SAP is dangling an enticing offer for regional manufacturers and others who drop by, sign a deal, and sit for a spell with an expert SAP product team at its new Co-Innovation Lab in Newtown Square.
For this deal, you give this enterprise software-maker three months, six months, or a year to merge and fine-tune an SAP operations or analytics platform focused on your specific needs, and offer refinements.
These could involve running a gold mine in South Africa more efficiently or increasing production of a Fender Flea signature bass guitar. Or it could mean mining big data in New Jersey, as SCT Software in Shrewsbury, N.J. has been doing with SAP.

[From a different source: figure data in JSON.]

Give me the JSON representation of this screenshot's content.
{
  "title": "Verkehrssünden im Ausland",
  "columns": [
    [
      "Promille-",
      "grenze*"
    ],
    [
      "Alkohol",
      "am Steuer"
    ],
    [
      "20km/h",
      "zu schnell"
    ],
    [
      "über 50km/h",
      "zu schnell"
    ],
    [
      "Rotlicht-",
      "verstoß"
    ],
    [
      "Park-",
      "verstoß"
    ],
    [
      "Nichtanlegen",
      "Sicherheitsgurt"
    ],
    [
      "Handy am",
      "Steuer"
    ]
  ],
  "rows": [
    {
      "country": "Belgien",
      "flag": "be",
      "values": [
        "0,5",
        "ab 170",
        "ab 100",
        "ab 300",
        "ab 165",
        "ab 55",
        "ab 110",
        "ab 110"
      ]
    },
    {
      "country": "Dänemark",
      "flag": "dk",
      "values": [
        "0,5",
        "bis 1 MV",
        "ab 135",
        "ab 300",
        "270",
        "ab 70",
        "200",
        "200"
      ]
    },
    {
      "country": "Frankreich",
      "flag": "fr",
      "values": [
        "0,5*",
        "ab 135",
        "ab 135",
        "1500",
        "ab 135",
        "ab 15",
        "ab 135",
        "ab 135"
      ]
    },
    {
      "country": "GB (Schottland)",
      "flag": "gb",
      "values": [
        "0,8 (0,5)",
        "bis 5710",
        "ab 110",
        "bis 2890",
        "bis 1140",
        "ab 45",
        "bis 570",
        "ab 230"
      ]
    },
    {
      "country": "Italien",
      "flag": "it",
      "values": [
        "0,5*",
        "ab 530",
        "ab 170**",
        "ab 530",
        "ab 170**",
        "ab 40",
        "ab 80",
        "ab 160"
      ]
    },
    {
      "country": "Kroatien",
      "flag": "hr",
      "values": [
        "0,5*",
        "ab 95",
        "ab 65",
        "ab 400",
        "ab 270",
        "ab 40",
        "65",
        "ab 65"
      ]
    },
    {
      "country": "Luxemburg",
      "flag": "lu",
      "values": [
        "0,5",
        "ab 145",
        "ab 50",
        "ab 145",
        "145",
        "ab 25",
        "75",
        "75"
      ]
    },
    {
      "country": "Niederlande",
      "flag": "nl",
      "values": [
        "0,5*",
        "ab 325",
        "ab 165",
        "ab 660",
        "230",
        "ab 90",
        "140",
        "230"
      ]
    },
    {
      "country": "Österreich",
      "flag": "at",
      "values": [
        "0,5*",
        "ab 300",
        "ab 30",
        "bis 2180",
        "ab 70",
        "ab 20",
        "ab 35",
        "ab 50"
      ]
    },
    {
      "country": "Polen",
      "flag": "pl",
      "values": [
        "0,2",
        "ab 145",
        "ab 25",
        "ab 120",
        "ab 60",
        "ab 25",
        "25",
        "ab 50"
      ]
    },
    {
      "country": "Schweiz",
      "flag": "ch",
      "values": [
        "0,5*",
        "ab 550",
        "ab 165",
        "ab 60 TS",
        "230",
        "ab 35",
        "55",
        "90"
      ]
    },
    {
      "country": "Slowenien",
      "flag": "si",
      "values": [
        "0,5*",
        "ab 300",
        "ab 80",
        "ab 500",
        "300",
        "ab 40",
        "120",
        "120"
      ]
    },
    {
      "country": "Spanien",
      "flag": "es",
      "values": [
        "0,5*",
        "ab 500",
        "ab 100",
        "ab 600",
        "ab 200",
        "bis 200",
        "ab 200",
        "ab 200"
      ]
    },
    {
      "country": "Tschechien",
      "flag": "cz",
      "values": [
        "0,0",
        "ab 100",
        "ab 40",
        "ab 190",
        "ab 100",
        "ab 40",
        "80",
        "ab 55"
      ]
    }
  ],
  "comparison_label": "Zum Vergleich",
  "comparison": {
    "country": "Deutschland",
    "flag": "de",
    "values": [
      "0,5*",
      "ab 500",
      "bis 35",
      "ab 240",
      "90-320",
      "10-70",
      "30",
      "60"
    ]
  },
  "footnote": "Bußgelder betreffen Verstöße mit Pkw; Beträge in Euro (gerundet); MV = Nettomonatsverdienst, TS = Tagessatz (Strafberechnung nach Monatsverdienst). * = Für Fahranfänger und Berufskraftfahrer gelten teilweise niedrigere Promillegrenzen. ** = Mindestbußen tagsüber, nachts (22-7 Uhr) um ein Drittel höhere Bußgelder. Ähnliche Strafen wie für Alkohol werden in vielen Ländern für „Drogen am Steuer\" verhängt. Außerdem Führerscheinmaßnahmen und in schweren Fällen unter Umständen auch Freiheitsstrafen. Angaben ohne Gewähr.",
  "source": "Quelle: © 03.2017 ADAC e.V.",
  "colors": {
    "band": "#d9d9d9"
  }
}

And whatever new enhancements and intellectual property emerges from the brainstorming sessions, you get to keep and potentially patent.
“They walk out with a new product that they own, can then use themselves or offer to their customers,” explained Sinan Tumer, senior director of the local Co-Innovation Lab, known as a “Coil.”
As further enticement, the Co-Innovation Lab offers SAP’s collaborators a dedicated space where they can showcase the new solutions to their clients. That’s what Japanese giant Fujitsu is now offering at the Newtown Square site with a scale model of its sensor- and robot-rich automation strategies for manufacturing execution. The cloud software/Artificial Intelligence and Big Data processing company Inventy is doing something similar with its fine tunings of SAP’s data base crunching s/4 Hana platform.
“Two years ago, Inventy North America” — the New York branch of a French company — “was just a start-up,” said Tumer. Now after collaborations with SAP, “they’re a company with real products” such as “Performer for SAP.”
SAP is following Microsoft in Malvern and other big tech firms in setting up labs where its business partners can demo products and services that use company software for customers.
Spawned in Germany but globally spread, SAP has long played, by necessity, the role of product educator and expediter for its customers. That used to be more of a one-way, show-and-tell relationship.
Now, hurried times and obsession with the “internet of things” home automation require more bi-directional give-and-take in the product learning and developing process “with much more emphasis on growing the eco system,” noted Tumer. “The nature of the innovation cycle has drastically escalated. We’re living in a more competitive world. Customers can’t wait months and years to get new solutions.”
SAP’s lab SAP Co-Innovation Lab in Newtown Square is the 15th “Coil” set up globally and its second in the U.S; the other is in Palo Alto, Calif.
The company hit on Newtown Square “because its location puts us close to major Midwest and East Coast manufacturing facilities and data crunching centers,” said SAP’s media spokesman, Steve Collins.
The demo side of the lab is also fitted permanently with new tools of the trade like “an industrial grade 3-D printer that works with SAP software to create very personalized offerings for customers with the potential for scale, for production in bulk, as opposed to the custom, bespoke 3-D products of old that took lots of time and expense to make.”
While open to collaboration with start-up companies as well as established ventures, the Co-Innovation Lab development model “works much better with an SAP customer who already has a product or service that needs refining,” Tumer said.